II - Quando as empresas tiverem a intenção de dispensar empregado fora da hipótese do inciso I deste artigo, desde que a intenção de dispensa esteja baseada em motivo relacionado à capacidade ou comportamento do empregado, bem como à falta grave, o mesmo não poderá ser dispensado sem que tenham sido observados os procedimentos abaixo mencionados:
a) A demissão somente se efetivará após a conclusão de processo disciplinar democrático e transparente, no qual dar-se-á amplo direito de defesa e acompanhamento por parte do sindicato, prevendo-se as etapas abaixa mencionadas, sendo que os empregados elegerão representantes para participar de comissão paritária com o fim de resolver conflitos estabelecidos no inciso II;
b) Para instalação do processo administrativo, o empregado deverá ser comunicado por escrito pelo empregador acerca dos motivos do processo, sendo que o empregado poderá recorrer à comissão paritária para esclarecer os fatos e verificar a existência de motivos ensejadores para a punição ou dispensa pretendida, sendo que durante à apuração será remunerado normalmente;
c) Da decisão poderá o empregado pedir reconsideração, em quinze dias úteis, expondo por escrito suas razões de defesa, que serão analisadas e respondidas igualmente por escrito, em até quinze dias úteis, sendo que dessa decisão poderá recorrer à comissão paritária estadual da empresa e, após, à comissão paritária nacional formada pela FENABAN e Comando Nacional dos Bancários.
d) Independentemente dos resultados das decisões das instâncias recursais, a demissão somente se tornará efetiva quando a dispensa não tenha sido revista e após esgotado o último recurso.
e) Após as discussões mencionadas, o empregado interessado poderá recorrer à mediação ou arbitragem, bem como à Justiça do Trabalho, tendo o mesmo o direito de obter cópia do procedimento administrativo que instruiu as discussões em nível administrativo.
f) Se não forem comprovados os motivos alegados, o empregado será imediatamente reconduzido às funções que estava exercendo, caso a empresa tenha optado por afastá-lo das atividades, sendo que o referido afastamento somente poderá ocorrer em caso de acusação de improbidade do empregado;
g) É facultado ao sindicato dos empregados o acompanhamento de todas as fases do presente procedimento, bem como o acesso ao procedimento administrativo.
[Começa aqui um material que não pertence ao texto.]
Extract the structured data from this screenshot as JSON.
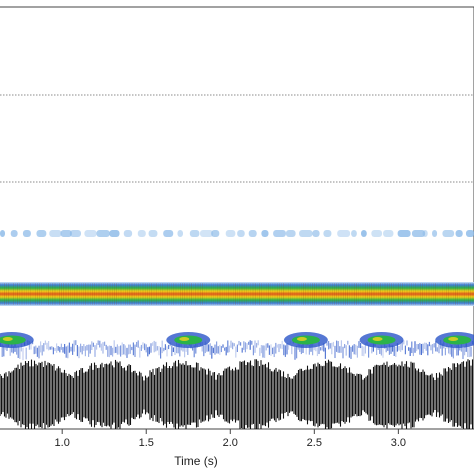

h) A não observância de quaisquer dos procedimentos aqui prescritos importa na nulidade da punição ou dispensa, incorrendo a empresa em perdão tácito e no direito de retorno do empregado imediatamente às atividades.
i) Os representantes dos empregados nos locais de trabalho serão eleitos na proporção de um representante para cada 50 empregados, garantindo-se um mínimo de dois representantes e um máximo de cinco representantes, sendo que as comissões estaduais e nacional deverão ser regulamentadas pelos convenentes, sendo que todos os representantes eleitos gozarão de estabilidade no emprego a partir do registro da candidatura até um ano após o encerramento do mandato, devendo ser garantida a publicidade dos atos e o direito a todos os empregados de candidatar-se .
ARTIGO 44 - TERCEIRIZAÇÃO
Os bancos suspenderão a implantação de quaisquer projetos de terceirização, a partir da data de entrega da presente pauta de reivindicações.
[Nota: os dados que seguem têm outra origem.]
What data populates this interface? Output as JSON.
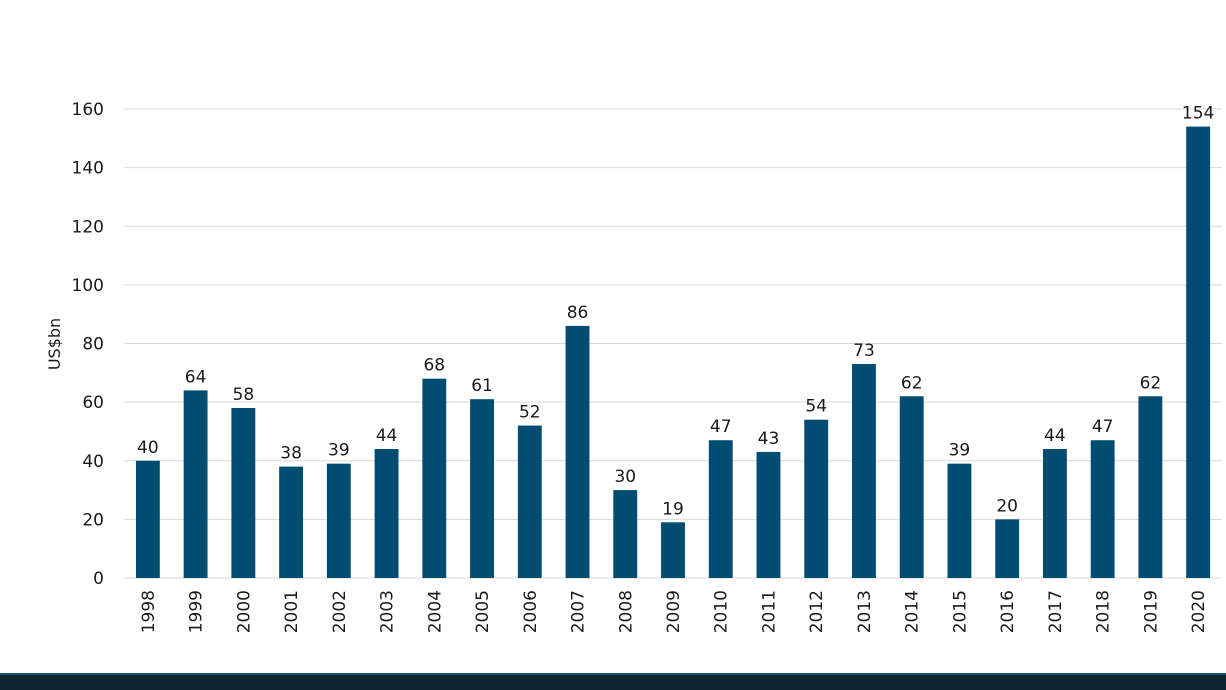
{
  "colors": {
    "bar": "#004d71",
    "grid": "#d9d9d9",
    "text": "#1a1a1a",
    "footer": "#0d2530"
  },
  "chart_data": {
    "type": "bar",
    "title": "",
    "xlabel": "",
    "ylabel": "US$bn",
    "ylim": [
      0,
      160
    ],
    "yticks": [
      0,
      20,
      40,
      60,
      80,
      100,
      120,
      140,
      160
    ],
    "grid": true,
    "legend": "none",
    "categories": [
      "1998",
      "1999",
      "2000",
      "2001",
      "2002",
      "2003",
      "2004",
      "2005",
      "2006",
      "2007",
      "2008",
      "2009",
      "2010",
      "2011",
      "2012",
      "2013",
      "2014",
      "2015",
      "2016",
      "2017",
      "2018",
      "2019",
      "2020"
    ],
    "values": [
      40,
      64,
      58,
      38,
      39,
      44,
      68,
      61,
      52,
      86,
      30,
      19,
      47,
      43,
      54,
      73,
      62,
      39,
      20,
      44,
      47,
      62,
      154
    ]
  }
}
§ 1º - Fica vedada a terceirização dos setores de compensação, tesouraria, caixa rápido, home banking, auto-atendimento, tele-atendimento, cobrança, cartão de crédito, retaguarda.
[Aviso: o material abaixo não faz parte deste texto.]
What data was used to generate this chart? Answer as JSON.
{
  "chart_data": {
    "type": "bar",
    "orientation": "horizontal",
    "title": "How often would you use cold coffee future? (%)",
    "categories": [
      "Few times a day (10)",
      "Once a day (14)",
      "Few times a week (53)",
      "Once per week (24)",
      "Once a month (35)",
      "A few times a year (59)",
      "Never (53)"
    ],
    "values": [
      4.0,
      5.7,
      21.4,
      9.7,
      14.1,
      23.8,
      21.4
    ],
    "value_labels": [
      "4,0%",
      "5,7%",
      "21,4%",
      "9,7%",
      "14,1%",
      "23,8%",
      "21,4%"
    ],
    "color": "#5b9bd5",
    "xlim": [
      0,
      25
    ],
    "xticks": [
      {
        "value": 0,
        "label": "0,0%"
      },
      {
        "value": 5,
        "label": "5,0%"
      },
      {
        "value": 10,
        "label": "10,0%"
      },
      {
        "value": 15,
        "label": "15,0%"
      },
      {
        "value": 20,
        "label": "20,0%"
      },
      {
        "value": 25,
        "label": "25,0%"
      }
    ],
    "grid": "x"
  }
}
§ 2º - Os bancos que terceirizaram os setores descritos no § 1º , reassumirão as atividades e recontratarão imediatamente os empregados para a sua execução.
§ 3º - Os demais setores também deverão ser reassumidos pelos bancos no prazo máximo de seis meses.
ARTIGO 45 - ESTABILIDADES PROVISÓRIAS DE EMPREGO
Gozarão de estabilidade provisória no emprego, salvo por motivo de justa causa para demissão:
a) a gestante, desde a gravidez, até 1 (um) ano após o término da Licença Maternidade;
b) o alistado para o serviço militar, desde o alistamento até 30 (trinta) dias depois de sua desincorporação ou dispensa;
c) o trabalhador vítima de acidente ou doença comum por 180 (cento e oitenta) dias após término do Auxílio Doença Previdenciário;
d) o trabalhador vítima de acidente ou doença de origem ocupacional, a contar do diagnóstico até, no mínimo, 24 meses após a cessação do tratamento médico;
d.1) se do infortúnio laboral resultar seqüela que implique em redução da capacidade funcional, o trabalhador gozará de estabilidade no emprego até que adquira o tempo necessário à aposentadoria.
d.2) constatado, após a dispensa, que o empregado é portador de doença de origem ocupacional, a empresa abrangida por esta convenção fará a imediata reintegração do trabalhador, providenciando o seu encaminhamento ao INSS para tratamento e abertura do Auxílio Doença Acidentário.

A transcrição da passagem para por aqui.